[Israel.pm] sorting unicode Hebrew characters

Yuval Kogman lists at woobling.org
Mon Apr 19 12:30:09 PDT 2004

On Mon, Apr 19, 2004 at 21:11:01 +0300, Shlomo Yona wrote:
> Hello,
> I have text which is encoded in UTF8.
> The text contains various unicode characters.
> Whenever I try to run sort on the text I get an ordering of
> the tokens in the text which is not the lexicongraphic
> ordering of Hebrew characters. 
> What I think is happening is that the sort doesn't see the
> unicode characters but instead it sees bytes and therefore
> sorts according to plain ASCII lexicongraphical order.

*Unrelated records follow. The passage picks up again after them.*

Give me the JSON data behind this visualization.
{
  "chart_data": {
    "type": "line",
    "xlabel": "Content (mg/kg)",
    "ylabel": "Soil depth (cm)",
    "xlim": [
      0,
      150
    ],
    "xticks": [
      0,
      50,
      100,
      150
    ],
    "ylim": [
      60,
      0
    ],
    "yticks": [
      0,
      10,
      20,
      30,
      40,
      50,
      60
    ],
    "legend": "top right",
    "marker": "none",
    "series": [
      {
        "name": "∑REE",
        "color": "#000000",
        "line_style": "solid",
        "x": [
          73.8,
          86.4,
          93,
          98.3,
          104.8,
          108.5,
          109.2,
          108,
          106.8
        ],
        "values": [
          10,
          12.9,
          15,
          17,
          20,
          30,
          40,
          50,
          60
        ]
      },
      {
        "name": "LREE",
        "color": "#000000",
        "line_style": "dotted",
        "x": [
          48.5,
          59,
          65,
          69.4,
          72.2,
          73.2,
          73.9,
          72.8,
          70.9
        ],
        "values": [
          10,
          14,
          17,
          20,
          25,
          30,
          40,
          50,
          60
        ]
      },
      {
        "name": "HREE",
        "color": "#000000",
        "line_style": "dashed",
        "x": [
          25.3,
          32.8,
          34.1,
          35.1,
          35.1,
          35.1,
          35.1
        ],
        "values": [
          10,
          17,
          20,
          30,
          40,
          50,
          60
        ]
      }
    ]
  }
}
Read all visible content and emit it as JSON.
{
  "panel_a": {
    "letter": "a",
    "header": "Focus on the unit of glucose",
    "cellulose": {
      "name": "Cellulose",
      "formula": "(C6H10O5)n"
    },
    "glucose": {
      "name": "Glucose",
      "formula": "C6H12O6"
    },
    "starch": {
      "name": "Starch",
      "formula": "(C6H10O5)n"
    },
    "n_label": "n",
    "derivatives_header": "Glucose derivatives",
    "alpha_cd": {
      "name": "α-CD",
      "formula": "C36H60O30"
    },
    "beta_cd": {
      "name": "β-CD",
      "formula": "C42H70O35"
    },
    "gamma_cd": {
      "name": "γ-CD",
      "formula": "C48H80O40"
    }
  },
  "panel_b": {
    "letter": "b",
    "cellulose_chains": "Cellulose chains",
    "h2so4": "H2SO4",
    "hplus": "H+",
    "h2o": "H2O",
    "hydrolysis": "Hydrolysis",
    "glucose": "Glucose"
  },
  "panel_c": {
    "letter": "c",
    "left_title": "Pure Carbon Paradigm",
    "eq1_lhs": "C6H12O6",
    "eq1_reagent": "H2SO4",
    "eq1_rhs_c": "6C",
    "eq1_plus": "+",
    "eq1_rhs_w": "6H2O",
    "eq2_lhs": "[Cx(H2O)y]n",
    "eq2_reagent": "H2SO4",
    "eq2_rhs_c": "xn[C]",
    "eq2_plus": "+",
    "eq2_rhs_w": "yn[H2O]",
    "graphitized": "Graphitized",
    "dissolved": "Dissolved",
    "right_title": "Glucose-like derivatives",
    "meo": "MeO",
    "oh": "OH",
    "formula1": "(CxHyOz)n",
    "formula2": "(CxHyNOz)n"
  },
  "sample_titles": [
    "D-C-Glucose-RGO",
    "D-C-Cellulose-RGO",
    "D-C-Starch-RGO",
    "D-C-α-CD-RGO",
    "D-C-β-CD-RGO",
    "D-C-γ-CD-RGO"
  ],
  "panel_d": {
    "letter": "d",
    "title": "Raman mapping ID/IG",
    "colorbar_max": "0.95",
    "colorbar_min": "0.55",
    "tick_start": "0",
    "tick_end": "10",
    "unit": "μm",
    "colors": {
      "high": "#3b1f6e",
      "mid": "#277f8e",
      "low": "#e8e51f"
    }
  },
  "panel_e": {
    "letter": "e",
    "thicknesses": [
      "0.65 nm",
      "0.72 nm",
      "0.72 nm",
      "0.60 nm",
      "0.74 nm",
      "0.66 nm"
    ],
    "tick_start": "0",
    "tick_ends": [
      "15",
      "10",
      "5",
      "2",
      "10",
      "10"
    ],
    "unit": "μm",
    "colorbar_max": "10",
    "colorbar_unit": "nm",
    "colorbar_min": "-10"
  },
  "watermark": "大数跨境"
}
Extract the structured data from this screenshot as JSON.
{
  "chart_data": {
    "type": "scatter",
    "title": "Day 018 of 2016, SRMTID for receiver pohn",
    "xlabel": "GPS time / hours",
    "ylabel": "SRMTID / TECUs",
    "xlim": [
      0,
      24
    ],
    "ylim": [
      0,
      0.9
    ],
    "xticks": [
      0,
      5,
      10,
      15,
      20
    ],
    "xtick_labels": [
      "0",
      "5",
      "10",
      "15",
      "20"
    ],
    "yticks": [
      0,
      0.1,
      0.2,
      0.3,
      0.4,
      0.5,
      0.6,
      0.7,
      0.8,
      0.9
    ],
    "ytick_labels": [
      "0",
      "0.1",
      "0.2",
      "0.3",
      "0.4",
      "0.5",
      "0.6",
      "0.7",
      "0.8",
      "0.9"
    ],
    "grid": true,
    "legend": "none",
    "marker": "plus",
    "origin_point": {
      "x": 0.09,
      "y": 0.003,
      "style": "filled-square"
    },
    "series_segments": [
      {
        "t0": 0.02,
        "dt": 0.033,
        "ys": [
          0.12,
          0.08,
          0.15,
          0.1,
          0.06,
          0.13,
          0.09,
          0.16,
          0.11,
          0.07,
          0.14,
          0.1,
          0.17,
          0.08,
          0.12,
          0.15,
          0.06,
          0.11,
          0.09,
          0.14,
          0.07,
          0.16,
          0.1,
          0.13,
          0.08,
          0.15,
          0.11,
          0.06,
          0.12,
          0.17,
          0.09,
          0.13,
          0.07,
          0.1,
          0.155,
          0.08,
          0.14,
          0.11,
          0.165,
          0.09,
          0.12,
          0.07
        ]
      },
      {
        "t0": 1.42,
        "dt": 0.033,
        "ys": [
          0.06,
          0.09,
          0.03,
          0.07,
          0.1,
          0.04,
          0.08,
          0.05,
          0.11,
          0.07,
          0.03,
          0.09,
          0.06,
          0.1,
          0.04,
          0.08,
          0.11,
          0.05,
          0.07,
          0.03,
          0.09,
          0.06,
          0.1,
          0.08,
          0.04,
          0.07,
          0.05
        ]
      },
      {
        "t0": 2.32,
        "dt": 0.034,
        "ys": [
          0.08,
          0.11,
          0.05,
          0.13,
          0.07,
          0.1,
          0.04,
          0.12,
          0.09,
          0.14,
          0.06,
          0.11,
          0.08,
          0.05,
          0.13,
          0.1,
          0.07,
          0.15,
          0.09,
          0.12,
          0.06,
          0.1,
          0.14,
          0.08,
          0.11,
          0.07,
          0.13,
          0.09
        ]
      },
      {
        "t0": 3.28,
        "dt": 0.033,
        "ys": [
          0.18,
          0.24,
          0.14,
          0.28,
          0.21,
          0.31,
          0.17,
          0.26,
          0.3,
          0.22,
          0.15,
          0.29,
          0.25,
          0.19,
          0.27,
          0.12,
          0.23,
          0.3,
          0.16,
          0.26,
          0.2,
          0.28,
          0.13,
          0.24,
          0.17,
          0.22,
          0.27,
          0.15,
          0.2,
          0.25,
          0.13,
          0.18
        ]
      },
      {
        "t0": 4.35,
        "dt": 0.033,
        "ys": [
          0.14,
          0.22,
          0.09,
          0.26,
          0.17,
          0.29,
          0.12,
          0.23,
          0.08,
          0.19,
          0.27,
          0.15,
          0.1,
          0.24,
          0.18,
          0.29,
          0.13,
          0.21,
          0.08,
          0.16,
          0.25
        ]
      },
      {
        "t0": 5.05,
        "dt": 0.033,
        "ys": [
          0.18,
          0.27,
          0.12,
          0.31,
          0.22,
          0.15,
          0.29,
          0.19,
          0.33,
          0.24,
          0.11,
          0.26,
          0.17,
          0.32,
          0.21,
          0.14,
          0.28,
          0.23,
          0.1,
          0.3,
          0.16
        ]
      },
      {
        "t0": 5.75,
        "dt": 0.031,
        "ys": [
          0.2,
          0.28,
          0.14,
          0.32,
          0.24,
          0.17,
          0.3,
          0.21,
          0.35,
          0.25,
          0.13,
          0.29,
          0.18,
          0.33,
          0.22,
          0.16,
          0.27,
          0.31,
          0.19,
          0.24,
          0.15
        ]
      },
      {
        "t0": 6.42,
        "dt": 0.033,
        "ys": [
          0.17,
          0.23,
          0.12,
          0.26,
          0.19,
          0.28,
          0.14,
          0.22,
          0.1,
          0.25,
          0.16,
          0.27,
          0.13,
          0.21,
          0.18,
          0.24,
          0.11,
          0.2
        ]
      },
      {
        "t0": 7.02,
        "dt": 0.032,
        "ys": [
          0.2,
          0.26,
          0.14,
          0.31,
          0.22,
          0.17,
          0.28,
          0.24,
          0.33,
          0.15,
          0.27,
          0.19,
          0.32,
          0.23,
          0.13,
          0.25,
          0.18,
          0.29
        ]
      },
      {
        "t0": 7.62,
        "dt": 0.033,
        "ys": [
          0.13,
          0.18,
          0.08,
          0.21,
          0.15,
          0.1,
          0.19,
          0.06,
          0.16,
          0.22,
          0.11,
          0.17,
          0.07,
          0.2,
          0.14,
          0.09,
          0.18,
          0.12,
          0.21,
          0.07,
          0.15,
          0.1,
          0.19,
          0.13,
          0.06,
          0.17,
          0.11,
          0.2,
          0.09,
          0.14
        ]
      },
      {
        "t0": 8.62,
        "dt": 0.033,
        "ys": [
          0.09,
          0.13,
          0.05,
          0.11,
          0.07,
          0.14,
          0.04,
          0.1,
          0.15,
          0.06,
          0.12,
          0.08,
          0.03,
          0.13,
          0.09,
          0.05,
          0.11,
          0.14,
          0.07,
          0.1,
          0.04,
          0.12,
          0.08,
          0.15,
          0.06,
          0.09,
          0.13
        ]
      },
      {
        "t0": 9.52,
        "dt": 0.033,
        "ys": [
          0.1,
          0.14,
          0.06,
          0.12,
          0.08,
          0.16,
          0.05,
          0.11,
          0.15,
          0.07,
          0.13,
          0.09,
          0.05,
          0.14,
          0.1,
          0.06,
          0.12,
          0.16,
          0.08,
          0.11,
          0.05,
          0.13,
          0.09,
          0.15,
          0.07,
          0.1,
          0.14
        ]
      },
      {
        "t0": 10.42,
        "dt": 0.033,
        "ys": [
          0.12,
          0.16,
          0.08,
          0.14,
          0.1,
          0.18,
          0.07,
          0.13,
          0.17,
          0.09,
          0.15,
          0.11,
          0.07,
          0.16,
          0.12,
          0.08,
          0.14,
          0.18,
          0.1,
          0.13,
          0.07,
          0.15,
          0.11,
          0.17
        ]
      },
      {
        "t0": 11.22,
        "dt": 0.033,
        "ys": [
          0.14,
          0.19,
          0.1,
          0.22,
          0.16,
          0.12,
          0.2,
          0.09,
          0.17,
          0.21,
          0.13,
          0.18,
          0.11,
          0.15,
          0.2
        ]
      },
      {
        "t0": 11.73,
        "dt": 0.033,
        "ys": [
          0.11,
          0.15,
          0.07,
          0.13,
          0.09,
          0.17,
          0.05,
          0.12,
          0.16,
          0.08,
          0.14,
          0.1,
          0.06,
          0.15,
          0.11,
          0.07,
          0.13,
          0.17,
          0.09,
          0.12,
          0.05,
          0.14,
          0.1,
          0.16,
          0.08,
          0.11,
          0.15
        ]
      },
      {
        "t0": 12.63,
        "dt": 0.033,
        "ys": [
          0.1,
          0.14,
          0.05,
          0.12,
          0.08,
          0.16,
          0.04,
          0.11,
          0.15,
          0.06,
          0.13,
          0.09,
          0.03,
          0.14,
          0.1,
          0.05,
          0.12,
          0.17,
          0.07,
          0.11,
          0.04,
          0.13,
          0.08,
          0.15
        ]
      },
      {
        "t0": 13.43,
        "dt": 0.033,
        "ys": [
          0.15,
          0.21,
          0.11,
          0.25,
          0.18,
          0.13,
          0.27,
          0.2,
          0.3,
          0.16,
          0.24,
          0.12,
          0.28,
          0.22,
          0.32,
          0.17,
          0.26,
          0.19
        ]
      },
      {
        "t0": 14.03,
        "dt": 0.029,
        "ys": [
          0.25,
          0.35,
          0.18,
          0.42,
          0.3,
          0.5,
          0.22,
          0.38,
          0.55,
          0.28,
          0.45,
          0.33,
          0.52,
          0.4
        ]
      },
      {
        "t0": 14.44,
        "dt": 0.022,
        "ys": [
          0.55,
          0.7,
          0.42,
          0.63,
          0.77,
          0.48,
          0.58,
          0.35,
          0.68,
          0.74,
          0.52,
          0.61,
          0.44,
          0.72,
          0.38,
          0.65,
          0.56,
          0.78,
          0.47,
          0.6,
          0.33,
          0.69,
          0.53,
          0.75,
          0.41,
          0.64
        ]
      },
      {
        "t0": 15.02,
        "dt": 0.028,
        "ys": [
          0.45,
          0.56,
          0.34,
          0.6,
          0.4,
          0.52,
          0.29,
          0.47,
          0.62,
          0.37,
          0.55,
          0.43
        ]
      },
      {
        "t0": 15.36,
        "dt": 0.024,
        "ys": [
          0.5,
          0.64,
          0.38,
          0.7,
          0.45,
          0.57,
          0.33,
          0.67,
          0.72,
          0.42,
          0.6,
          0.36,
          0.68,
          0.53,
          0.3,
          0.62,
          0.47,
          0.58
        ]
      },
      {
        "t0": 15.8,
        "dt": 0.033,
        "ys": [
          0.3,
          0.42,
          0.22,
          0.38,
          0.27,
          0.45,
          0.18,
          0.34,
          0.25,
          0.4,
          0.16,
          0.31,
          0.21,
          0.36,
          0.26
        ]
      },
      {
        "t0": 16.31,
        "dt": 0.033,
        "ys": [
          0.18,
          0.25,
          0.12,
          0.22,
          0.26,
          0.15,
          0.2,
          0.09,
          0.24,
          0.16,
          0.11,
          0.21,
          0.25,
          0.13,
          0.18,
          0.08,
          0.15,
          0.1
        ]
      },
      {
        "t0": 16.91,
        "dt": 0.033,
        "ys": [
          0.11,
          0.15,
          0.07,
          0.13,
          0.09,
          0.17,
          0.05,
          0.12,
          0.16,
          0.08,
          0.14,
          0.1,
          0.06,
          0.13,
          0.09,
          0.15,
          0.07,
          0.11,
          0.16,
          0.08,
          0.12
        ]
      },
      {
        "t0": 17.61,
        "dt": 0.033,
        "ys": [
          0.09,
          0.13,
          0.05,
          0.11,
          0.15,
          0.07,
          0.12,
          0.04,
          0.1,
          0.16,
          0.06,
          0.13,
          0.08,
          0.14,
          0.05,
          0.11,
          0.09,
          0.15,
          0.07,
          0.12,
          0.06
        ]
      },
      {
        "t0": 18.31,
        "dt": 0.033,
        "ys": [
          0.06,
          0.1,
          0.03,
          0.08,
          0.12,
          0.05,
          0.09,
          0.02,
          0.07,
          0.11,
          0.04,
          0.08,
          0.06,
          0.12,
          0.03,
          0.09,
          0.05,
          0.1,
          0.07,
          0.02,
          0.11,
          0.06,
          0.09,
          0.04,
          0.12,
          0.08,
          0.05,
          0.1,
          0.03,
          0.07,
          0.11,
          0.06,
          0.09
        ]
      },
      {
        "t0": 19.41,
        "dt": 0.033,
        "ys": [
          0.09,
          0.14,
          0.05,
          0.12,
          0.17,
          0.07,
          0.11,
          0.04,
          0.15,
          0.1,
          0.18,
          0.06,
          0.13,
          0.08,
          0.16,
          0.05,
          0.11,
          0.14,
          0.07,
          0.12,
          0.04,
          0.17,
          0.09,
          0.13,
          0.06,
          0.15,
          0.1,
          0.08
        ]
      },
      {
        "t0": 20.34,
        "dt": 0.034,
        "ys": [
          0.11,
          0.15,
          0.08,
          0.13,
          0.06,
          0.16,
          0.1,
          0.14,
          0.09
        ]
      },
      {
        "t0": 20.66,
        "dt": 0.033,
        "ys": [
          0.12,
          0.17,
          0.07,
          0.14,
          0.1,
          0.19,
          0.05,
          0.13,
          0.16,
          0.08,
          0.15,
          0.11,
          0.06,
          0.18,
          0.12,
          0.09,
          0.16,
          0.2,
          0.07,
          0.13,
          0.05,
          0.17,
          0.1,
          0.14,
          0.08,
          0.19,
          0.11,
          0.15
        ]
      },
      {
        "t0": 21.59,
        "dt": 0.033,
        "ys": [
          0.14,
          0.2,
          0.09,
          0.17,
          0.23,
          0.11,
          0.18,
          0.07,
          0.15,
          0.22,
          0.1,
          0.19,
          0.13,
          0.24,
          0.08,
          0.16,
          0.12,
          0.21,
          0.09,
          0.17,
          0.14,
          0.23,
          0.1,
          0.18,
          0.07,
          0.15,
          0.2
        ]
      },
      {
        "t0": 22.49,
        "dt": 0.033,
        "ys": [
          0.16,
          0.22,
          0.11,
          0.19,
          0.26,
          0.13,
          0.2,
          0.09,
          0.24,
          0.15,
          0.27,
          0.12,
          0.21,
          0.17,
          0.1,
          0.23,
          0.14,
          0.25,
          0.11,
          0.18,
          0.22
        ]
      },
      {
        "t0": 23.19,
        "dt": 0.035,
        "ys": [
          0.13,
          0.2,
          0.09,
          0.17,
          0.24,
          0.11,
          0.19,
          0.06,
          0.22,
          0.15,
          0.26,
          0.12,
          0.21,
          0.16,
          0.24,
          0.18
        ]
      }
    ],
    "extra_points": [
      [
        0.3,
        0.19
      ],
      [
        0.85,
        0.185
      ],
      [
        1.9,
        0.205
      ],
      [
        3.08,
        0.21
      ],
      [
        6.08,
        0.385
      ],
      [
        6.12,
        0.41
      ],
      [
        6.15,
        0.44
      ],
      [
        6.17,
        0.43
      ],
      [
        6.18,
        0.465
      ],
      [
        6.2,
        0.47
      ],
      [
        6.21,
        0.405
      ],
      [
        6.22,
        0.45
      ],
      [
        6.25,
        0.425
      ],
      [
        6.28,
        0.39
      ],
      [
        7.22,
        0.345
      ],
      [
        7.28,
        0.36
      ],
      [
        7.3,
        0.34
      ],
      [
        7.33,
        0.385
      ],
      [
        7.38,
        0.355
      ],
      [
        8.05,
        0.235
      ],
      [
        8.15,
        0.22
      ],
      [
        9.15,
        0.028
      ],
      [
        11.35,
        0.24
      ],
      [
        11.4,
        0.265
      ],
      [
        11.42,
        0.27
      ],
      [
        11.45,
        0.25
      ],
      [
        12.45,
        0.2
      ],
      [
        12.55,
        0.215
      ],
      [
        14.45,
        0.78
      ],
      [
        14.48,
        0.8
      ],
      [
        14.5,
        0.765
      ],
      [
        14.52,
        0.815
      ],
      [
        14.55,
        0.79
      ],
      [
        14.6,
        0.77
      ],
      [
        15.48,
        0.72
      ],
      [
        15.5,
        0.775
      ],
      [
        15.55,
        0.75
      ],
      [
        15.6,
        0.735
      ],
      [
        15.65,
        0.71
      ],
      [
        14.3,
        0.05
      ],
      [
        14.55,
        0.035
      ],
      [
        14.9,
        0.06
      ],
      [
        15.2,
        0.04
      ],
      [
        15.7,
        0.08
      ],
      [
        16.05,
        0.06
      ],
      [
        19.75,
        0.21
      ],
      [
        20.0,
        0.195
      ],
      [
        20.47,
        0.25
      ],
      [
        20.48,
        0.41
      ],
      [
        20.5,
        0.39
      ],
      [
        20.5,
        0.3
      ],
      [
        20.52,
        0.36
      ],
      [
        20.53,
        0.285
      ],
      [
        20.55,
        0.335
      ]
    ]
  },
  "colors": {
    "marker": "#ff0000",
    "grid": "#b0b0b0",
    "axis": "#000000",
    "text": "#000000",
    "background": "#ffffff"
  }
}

       locale - Perl pragma to use and avoid POSIX locales for built-in opera-

           @x = sort @y;       # ASCII sorting order
               use locale;
               @x = sort @y;   # Locale-defined sorting order
           @x = sort @y;       # ASCII sorting order again

See perldoc locale and perldoc perllocale, and set your LANG environment
variable, methinks. IIRC there's something like the 'he_IL.UTF8' locale
on most GNU operating systems.

Alternatively you can probably 'use utf8' for literals if your perl is
old, and make sure the data you insert is (using perlio layers, etc)
indeed UTF8 strings in perl. A recent perl should work as you expect,
unless you 'use bytes'.